Stage Two: Householder or Grihastha

The second stage of life is the householder or grihastha—generally from twenty-five to fifty or sixty years of age. This stage is the primary time of family, civic, and spiritual responsibility. The task at this stage is learning selfless service and generous giving to purify the ego and positively contribute to society. Our spiritual practice is a thread that runs through all of our activities, infusing them with higher purpose so that we do not lose sight of the ultimate goal of life.

Householders have a place of particular significance in this four-stage pattern. At this juncture, they are principally the ones engaged in supporting others. Their work, energy, and finances support family, societal needs, and the well-being of their spiritual communities. They are the "pillars" of community and family life. The challenge at this stage is to remain spiritually centered, not get lost in one's family life or vocation, but to understand that this is a passing stage in life.

The householder stage is one that people may desperately cling to if they do not see the greater spiritual plan for their lives. When children are grown and it's time to retire, some feel "life" is over without the perspective of the other stages in life.
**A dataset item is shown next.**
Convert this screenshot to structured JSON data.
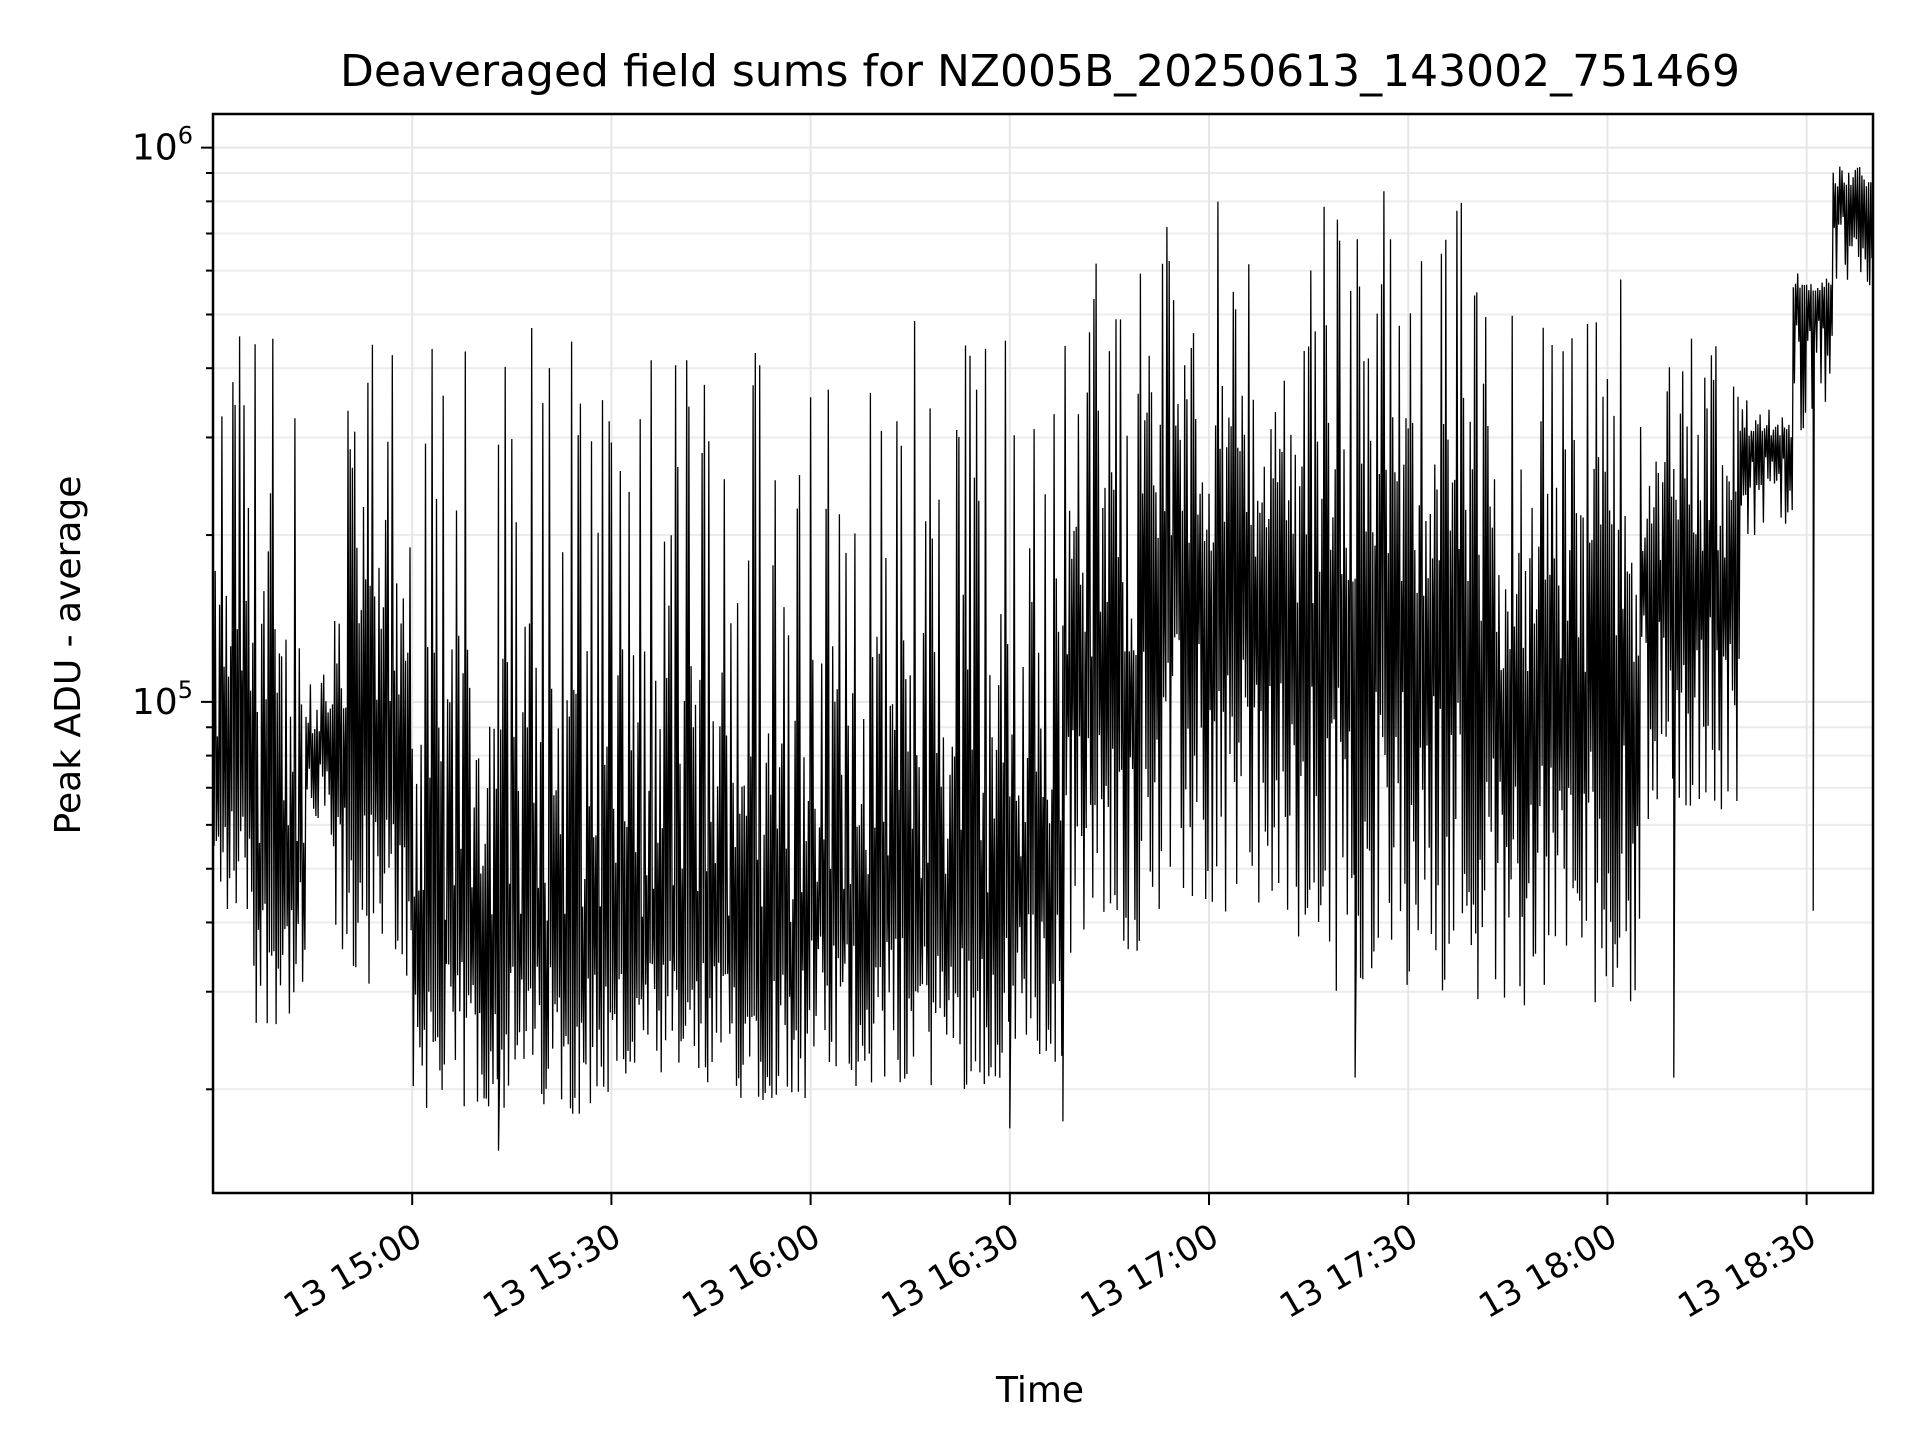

They become depressed or engage in behaviors that reveal they are trying to cling to a stage of life that has passed. Understanding the beauty and higher purpose of the natural stages of life helps us let go gracefully from each stage and progress to the next.
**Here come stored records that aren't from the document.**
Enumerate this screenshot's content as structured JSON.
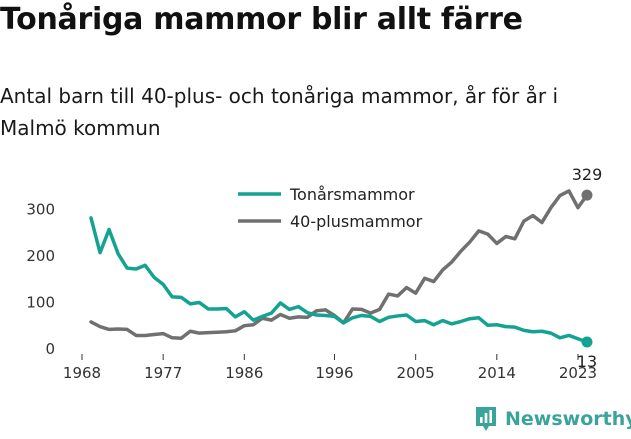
{
  "title": "Tonåriga mammor blir allt färre",
  "subtitle": "Antal barn till 40-plus- och tonåriga mammor, år för år i Malmö kommun",
  "brand": {
    "name": "Newsworthy",
    "color": "#3aa39a",
    "icon": "bar-chart-badge-icon"
  },
  "chart_data": {
    "type": "line",
    "x": [
      1969,
      1970,
      1971,
      1972,
      1973,
      1974,
      1975,
      1976,
      1977,
      1978,
      1979,
      1980,
      1981,
      1982,
      1983,
      1984,
      1985,
      1986,
      1987,
      1988,
      1989,
      1990,
      1991,
      1992,
      1993,
      1994,
      1995,
      1996,
      1997,
      1998,
      1999,
      2000,
      2001,
      2002,
      2003,
      2004,
      2005,
      2006,
      2007,
      2008,
      2009,
      2010,
      2011,
      2012,
      2013,
      2014,
      2015,
      2016,
      2017,
      2018,
      2019,
      2020,
      2021,
      2022,
      2023,
      2024
    ],
    "series": [
      {
        "name": "Tonårsmammor",
        "color": "#14a393",
        "values": [
          280,
          205,
          255,
          203,
          172,
          170,
          178,
          152,
          137,
          110,
          109,
          95,
          98,
          84,
          84,
          85,
          67,
          78,
          60,
          68,
          75,
          97,
          83,
          89,
          76,
          71,
          70,
          68,
          54,
          65,
          70,
          68,
          57,
          66,
          69,
          71,
          57,
          59,
          50,
          59,
          52,
          57,
          63,
          65,
          49,
          50,
          46,
          45,
          38,
          35,
          36,
          32,
          22,
          27,
          20,
          13
        ]
      },
      {
        "name": "40-plusmammor",
        "color": "#707070",
        "values": [
          56,
          46,
          40,
          41,
          40,
          27,
          27,
          29,
          31,
          22,
          21,
          36,
          32,
          33,
          34,
          35,
          37,
          48,
          50,
          64,
          60,
          72,
          64,
          67,
          66,
          80,
          82,
          70,
          54,
          84,
          83,
          75,
          83,
          116,
          112,
          130,
          118,
          150,
          143,
          168,
          185,
          208,
          228,
          252,
          245,
          225,
          240,
          235,
          273,
          285,
          270,
          302,
          328,
          338,
          302,
          329
        ]
      }
    ],
    "xticks": [
      1968,
      1977,
      1986,
      1996,
      2005,
      2014,
      2023
    ],
    "xtick_labels": [
      "1968",
      "1977",
      "1986",
      "1996",
      "2005",
      "2014",
      "2023"
    ],
    "yticks": [
      0,
      100,
      200,
      300
    ],
    "ylim": [
      0,
      340
    ],
    "xlim": [
      1968,
      2025
    ],
    "end_labels": [
      {
        "series": "40-plusmammor",
        "value": "329"
      },
      {
        "series": "Tonårsmammor",
        "value": "13"
      }
    ],
    "legend_position": "top-center",
    "grid": false
  }
}
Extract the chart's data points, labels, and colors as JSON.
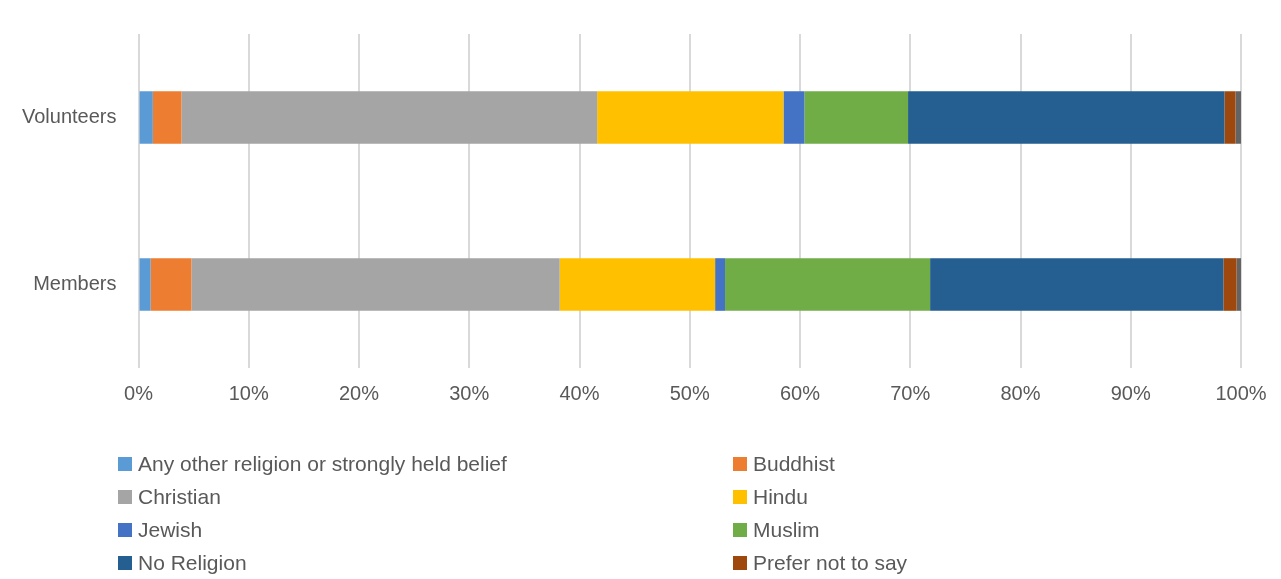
{
  "chart_data": {
    "type": "bar",
    "orientation": "horizontal",
    "stacked": true,
    "categories": [
      "Volunteers",
      "Members"
    ],
    "series": [
      {
        "name": "Any other religion or strongly held belief",
        "color": "#5b9bd5",
        "values": [
          1.3,
          1.1
        ]
      },
      {
        "name": "Buddhist",
        "color": "#ed7d31",
        "values": [
          2.6,
          3.7
        ]
      },
      {
        "name": "Christian",
        "color": "#a5a5a5",
        "values": [
          37.7,
          33.4
        ]
      },
      {
        "name": "Hindu",
        "color": "#ffc000",
        "values": [
          16.9,
          14.1
        ]
      },
      {
        "name": "Jewish",
        "color": "#4472c4",
        "values": [
          1.9,
          0.9
        ]
      },
      {
        "name": "Muslim",
        "color": "#70ad47",
        "values": [
          9.4,
          18.6
        ]
      },
      {
        "name": "No Religion",
        "color": "#255e91",
        "values": [
          28.7,
          26.6
        ]
      },
      {
        "name": "Prefer not to say",
        "color": "#9e480e",
        "values": [
          1.0,
          1.2
        ]
      },
      {
        "color": "#636363",
        "values": [
          0.5,
          0.4
        ]
      }
    ],
    "xlim": [
      0,
      100
    ],
    "xticks": [
      {
        "value": 0,
        "label": "0%"
      },
      {
        "value": 10,
        "label": "10%"
      },
      {
        "value": 20,
        "label": "20%"
      },
      {
        "value": 30,
        "label": "30%"
      },
      {
        "value": 40,
        "label": "40%"
      },
      {
        "value": 50,
        "label": "50%"
      },
      {
        "value": 60,
        "label": "60%"
      },
      {
        "value": 70,
        "label": "70%"
      },
      {
        "value": 80,
        "label": "80%"
      },
      {
        "value": 90,
        "label": "90%"
      },
      {
        "value": 100,
        "label": "100%"
      }
    ],
    "grid": "x",
    "legend": "bottom"
  }
}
Stage Three: Forest-dweller, Hermitage, or Vanaprastha

The third stage of life is called the forest-dweller, hermitage, or vanaprastha period. The forest-dweller name refers to this stage's central task, which is to simplify our lifestyle and seek surroundings that are quiet and conducive to contemplation and meditation. It is a time when our focus becomes more interiorized, with more time available for meditation and spiritual study.

For those in the West, this time roughly coincides with retirement, with the age period ranging from fifty or sixty to seventy-five or eighty. With family and community, one now occupies the wise elder or mentor role. Escaping to a forest was more viable in ancient times; that outer move is not essential for modern-day vanaprasthis. It remains, however, a profound metaphor. It is not time to buy a bigger house. It's time to simplify.

Stage Four: Renunciate or Sannyasin

The fourth stage of life is the renunciate or sannyasin, generally the time period ranging from seventy-five or eighty to one hundred years. In this period, one renounces all worldly goals and is focused solely on spiritual realization. One in this stage has let go of professional and community roles and is free to engage as a spiritual teacher, assisting others by sharing spiritual realization through knowledge and transmission of awakened consciousness. It is not necessary, of course, to have a vocation as a spiritual teacher. It is a natural occurrence. It may be the role of a revered elder in a spiritual community or a beloved and wise grandparent passing on the highest way of life to the next generation.

The task of this stage is to be supremely free. The great sage Ramana Maharshi is quoted as saying: "Retirement means abidance in the Self. Nothing more. It is not leaving one set of surroundings and getting entangled in another set, nor even leaving the concrete world and becoming involved in a mental world." Abidance in the Self is the abode of supreme freedom.

 

When we become aware of this four-stage divine pattern for truly fulfilled living, it can help us at any stage. Whatever age we are, we can reflect on our responsibilities and obligations and commit ourselves to fulfill life's highest duty—to be Self- and God-realized—able to live a spiritually awakened life in the world while positively contributing to others.